Les grandeurs de province sont ici dans leur lustre ; de sorte que l’autre jour la beauté de la charge de M. de Grignan fut admirée et enviée : être seul est une chose qui charme fort. M. de Molac, qui est accablé par M. de Lavardin, M. de Lavardin par M. de Chaulnes, et les lieutenants de Roi par les lieutenants généraux, envient bien ce bonheur. On vouloit aussi, dans l’humeur de faire des présents, proposer aux états de donner dix mille écus à M. et à Mme de Grignan. M. de Chaulnes soutenoit qu’ils écouteroient la proposition ; d’autres, qu’ils le feroient. Enfin nous en demeurâmes à l’envie d’en faire courir le bruit sourdement, faire murmurer quelques bas Bretons, et puis les radoucir à table, et leur faire promettre de le proposer.

Mais que dites-vous de M. de Coulanges qui s’en va vous voir ? Le joli homme ! qu’il est heureux ! Je crois, ma bonne, que vous serez fort aise de le voir tourner dans votre château ; sa gaieté vous en donnera ; il vous dira comme votre fille est considérée et jolie, et vous portera un paquet de linges pour qui il appartiendra. Votre hanche me désole, et fait que je n’ai plus de courage : tout ce que je desire, et qui est bien assez pour moi, c’est que vous vous portiez bien, et que pour l’amour de moi vous ayez de l’application à votre santé et à votre conservation.

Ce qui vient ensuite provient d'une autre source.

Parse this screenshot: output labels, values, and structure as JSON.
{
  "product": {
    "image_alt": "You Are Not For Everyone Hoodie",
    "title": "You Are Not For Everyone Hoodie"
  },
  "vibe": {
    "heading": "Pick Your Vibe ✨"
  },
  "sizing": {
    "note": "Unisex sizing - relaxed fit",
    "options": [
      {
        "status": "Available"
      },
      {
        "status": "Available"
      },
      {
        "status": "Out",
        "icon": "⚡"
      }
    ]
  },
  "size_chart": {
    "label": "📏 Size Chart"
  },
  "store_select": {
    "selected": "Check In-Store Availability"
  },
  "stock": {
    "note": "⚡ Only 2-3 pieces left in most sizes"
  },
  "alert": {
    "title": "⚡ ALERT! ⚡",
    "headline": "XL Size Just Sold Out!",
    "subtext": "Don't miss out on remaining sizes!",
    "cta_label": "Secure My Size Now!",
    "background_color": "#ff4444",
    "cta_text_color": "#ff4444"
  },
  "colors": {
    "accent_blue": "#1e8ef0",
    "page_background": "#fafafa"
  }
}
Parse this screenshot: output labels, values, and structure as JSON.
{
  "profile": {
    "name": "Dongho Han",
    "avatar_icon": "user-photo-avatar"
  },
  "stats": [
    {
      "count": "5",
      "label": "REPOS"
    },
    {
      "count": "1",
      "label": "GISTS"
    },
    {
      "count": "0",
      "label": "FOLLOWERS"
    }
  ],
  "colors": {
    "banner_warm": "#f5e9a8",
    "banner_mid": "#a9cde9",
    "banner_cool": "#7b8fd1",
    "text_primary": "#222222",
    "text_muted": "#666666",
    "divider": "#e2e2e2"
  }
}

Je trouve votre esprit dans une philosophie et dans une tranquillité qui me paroît bien plus au-dessus des brouillards et des grossières vapeurs, que le château de Grignan. C’est tout de bon que les nuages sont sous vos pieds ; vous êtes élevée, ma bonne, dans la moyenne région, et vous ne m’empêcherez pas de croire que ces beaux noms que vous dites que vous donnez à des qualités naturelles, sont un effet de votre raison et de la force de votre esprit. Dieu vous le conserve si droit ! il ne vous sera pas inutile ; mais il faut un peu agir, afin que votre philosophie ne se tourne pas en paresse, et que vous puissiez être en état de revoir un pays où les nues sont au-dessus de vous. Il me semble que je vous vois dans l’indolence que vous donne l’impossibilité ; ne vous y abandonnez qu’autant qu’il est nécessaire pour votre repos, et non pas assez pour vous ôter l’action et le courage. Je vous plains bien d’avoir des femmes ; vous savez comme je les hais. Vos statues d’hommes sur des piédestaux sont bien ennuyeuses : vous me ferez aimer l’amusement de nos Bretons, plutôt que l’indolence parfumée de vos Provençaux. Mais où sont donc ces esprits si vifs, si brillants, ces têtes si près du bonnet, ces imaginations échauffées par un si bon soleil ? Au moins vous devriez avoir des fous, et dans la quantité vous en trouveriez quelqu’un qui vous pourroit divertir. Je ne comprends point bien votre Provence ni vos Provençaux : ah ! que je comprends bien mieux mes Bretons ! Si je vous disois tous ceux qui vous font des compliments, il faudroit un volume : M. et Mme de Chaulnes, M. de Lavardin, le comte des Chapelles, Tonquedec, l’abbé de Montigny, évêque de Léon, d’Harouys, Fourché, Chésières, etc., sans compter mon abbé, qui n’a jamais reçu votre dernière lettre, et notre Mousse qui attend celle que vous composez. Pour moi, ma fille, sans en faire à deux fois, je vous conjure d’embrasser tous vos aimables Grignans. J’ai vu des manches comme celles du chevalier ; ah ! qu’elles sont belles dans le potage et sur des salades ! Adieu, ma très-belle et très-infiniment chère ; je ne vous dis rien de mon amitié : c’est que je ne vous aime pas.


  1. Lettre 198 (revue en grande partie sur une ancienne copie). — 1. À cause de la situation de Grignan, dont le château est fort élevé. (Note de Perrin.)
  2. 2. C’est la promenade de Vitré. Elle est plantée de vieux hêtres.
  3. 3. Voyez la note 3 de la lettre 193.